A hospital anaesthetist is facing jail after injecting his partner with drugs during a series of exorcism ceremonies, leaving her close to death with multiple organ failure.
Hossam Metwally, 60, made dozens of video recordings of himself administering fluids through a cannula to Kelly Wilson while chanting as part of a “dangerous perversion” of the Islamic Ruqya ritual, a court heard.
A jury at Sheffield Crown Court was warned about the disturbing nature of the content before it was shown extracts from 200 clips the doctor recorded over four years, mainly at his home in Grimsby, north-east Lincolnshire.
Some of the recordings show Ms Wilson strapped to a bed, in others she is in a bath, and some show a white liquid being administered – on occasions using an electronic device.
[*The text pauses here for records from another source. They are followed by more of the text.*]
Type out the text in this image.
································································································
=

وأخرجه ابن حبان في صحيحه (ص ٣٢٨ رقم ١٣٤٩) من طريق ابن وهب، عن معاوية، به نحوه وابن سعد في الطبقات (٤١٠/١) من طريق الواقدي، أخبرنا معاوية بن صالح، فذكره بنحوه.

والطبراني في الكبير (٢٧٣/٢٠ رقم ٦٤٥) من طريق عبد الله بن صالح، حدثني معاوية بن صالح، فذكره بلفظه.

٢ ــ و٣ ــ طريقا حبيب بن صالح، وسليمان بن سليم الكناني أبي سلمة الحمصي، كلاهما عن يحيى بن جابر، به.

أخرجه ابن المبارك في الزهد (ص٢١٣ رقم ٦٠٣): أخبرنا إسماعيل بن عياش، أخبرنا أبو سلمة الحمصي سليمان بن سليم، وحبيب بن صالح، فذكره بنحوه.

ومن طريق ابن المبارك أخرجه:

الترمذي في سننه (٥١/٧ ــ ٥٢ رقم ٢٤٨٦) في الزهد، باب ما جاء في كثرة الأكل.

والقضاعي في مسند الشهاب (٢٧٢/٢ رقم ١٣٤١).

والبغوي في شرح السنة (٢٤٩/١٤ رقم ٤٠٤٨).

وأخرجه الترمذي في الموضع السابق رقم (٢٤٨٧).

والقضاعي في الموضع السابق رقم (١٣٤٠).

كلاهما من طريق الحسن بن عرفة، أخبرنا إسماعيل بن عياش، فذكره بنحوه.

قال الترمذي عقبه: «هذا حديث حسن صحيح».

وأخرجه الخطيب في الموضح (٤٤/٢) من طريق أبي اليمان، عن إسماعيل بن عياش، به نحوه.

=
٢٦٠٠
In one clip from 2016, Metwally can be heard chanting and after he revives his partner with smelling salts, she asks “have you raped me?” and requests the police.
Metwally, who is originally from Egypt, told the jury he performed rituals on Ms Wilson to exorcise evil spirits, called Jinns, but said he only used holy oil and did not inject anaesthetics.
Following an eight-week trial, the jury on Thursday took just two hours to find the father-of-four guilty of endangering Ms Wilson’s life through the unlawful and deliberate intravenous administration of anaesthetics or sedative agents and drug possession offences.
Judge Jeremy Richardson QC told the jury he had “never been involved in a more bizarre case” in his 41-year legal career and said Metwally had been convicted on the “clearest possible” evidence.
Judge Richardson lifted a reporting restriction on Friday, allowing the trial to be reported for the first time, after Metwally admitted two further charges of voyeurism.
Opening the case for the prosecution in June, John Elvidge QC described how an investigation began after Ms Wilson was taken to the Diana, Prince of Wales Hospital in Grimsby – the hospital where Metwally also worked – on July 4, 2019.
Paramedics had arrived at Metwally’s home to find her in a deep coma, on the brink of a cardiac arrest and with a fluid line inserted in her chest.
Mr Elvidge said: “She was critically ill. It was obviously an emergency situation. The medical team at the hospital feared she may suffer a total organ failure and the serious possibility that she might die.”
The prosecutor said Metwally “chose not to reveal that he and Ms Wilson had been engaging in an exorcism ritual on the evening of July 3 2019 during which he had administered anaesthetic sedative agents and then had to give her oxygen support”.
The court heard Metwally qualified as a doctor in Egypt and worked in Saudi Arabia before coming to the UK in 1996 and Grimsby in 1999.
He worked in Goole, Scunthorpe and Grimsby and ran his own pain clinic in the port town.
Metwally met Ms Wilson, now 33, in about 2013 when she was a student nurse. The jury heard she had a history of depression and her health deteriorated so she stopped working as a nurse.
Mr Elvidge said “Dr Metwally gave people the impression that he was supportive of Kelly Wilson and yet he was willing to fuel her appetite for drugs which went well beyond what her general practitioner was prepared to supply.
“Put another way, he knowingly fed her addiction.
“More than that he habitually administered potentially lethal anaesthetic drugs to perform Muslim exorcism rituals known as Ruqya on Ms Wilson.
“That administration and the use of restraints were his own dangerous perversions of such rituals.
“The prosecution say Dr Metwally is a charlatan and he abused his position as a doctor to gain her confidence and encouraged her to become intoxicated using dangerous substances that rendered her into such a state that she forfeited all control over her body to him.”
The jury heard how Metwally held a “vast stock of drugs” at his Laceby Road home, including ampoules of ketamine, propofol, fentanyl and Diazemuls.
An imam told the jury the Ruqya is a valid practice but would never involve drugs or sedation.
He said the case was “quite disturbing” and watching the video clips made him feel “really upset”.
Metwally was found guilty of the intravenous administration of anaesthetic drugs to sedate Ms Wilson which endangered her life; the supply of various controlled drugs or medicines and the possession of a controlled drug with intent to supply.
He also admitted a charge of fraud during his trial.
Judge Richardson remanded Metwally in custody until he is sentenced on September 20 and told him a prison term “of some substance” is inevitable.